I leave you with this one fact I know for sure: God is with you, for you, and in you. 

S. Renee is an advisor, coach, and strategic partner to senior leaders with a focus on organizational change through talent development. Her area of expertise is in soft skills for current and future leaders. In her early thirties, she landed a seat at the table as the youngest member of a university president’s cabinet, and has since spent a considerable amount of time sharing the stage and working with corporate CEOs, mid to senior-level leaders, and small business owners of multi-million and billion-dollar operations. However, she effectively provides talent development at every level of an organization.  

Her accomplishments in the area of talent development resulted in her expertise being sought and published by the world’s bestselling reference brand series, For Dummies. She is the co-author of Self-Esteem for Dummies (Jan. 2015). Additionally, one of the fast-growing online publishers, Callisto Media, hired her to write 5 Steps to Assertiveness: How to Communicate with Confidence and Get What You Want (May 2018). 
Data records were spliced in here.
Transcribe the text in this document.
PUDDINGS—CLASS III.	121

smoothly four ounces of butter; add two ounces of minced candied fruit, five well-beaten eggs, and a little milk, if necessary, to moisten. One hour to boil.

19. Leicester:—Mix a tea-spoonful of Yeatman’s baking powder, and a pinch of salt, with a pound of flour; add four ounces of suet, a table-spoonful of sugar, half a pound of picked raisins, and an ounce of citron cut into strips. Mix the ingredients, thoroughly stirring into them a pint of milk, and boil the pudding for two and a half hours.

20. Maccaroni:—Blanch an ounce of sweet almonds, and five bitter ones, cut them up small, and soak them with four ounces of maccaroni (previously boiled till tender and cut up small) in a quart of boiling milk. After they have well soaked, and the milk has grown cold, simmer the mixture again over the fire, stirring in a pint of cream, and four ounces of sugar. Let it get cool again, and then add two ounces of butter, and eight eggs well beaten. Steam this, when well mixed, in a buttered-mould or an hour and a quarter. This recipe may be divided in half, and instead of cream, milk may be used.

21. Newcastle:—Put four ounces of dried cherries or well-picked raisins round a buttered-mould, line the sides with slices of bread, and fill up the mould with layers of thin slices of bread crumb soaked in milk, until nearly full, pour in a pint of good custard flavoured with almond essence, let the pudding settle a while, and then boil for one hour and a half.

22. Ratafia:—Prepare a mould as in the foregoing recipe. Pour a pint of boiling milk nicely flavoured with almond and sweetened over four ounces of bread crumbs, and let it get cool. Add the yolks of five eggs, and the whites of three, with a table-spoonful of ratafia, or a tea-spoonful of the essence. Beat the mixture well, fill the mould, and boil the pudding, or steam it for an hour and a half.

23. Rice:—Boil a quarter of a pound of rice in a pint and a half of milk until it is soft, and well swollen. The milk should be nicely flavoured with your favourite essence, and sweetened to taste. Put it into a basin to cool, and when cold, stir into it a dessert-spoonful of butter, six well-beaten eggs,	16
S. Renee is known for her ability to help clients shatter old beliefs and breakthrough mental barriers. Ultimately, her clients present and communicate with confidence and make more significant contributions to the organization’s performance. Client success stories include becoming highly effective leaders and award-winning performers.  

S. Renee is also author of Harness the POWER of Personal Branding and Executive Presence: Elevate Your Life and Career Now!; The Bridge to Your Brand: Likability, Marketability, Credibility; There Is More Inside: Personal Essentials Needed to Living a Power-Packed Life; and Our Hearts Wonder: Prayers to Heal Your Heart and Calm Your Soul.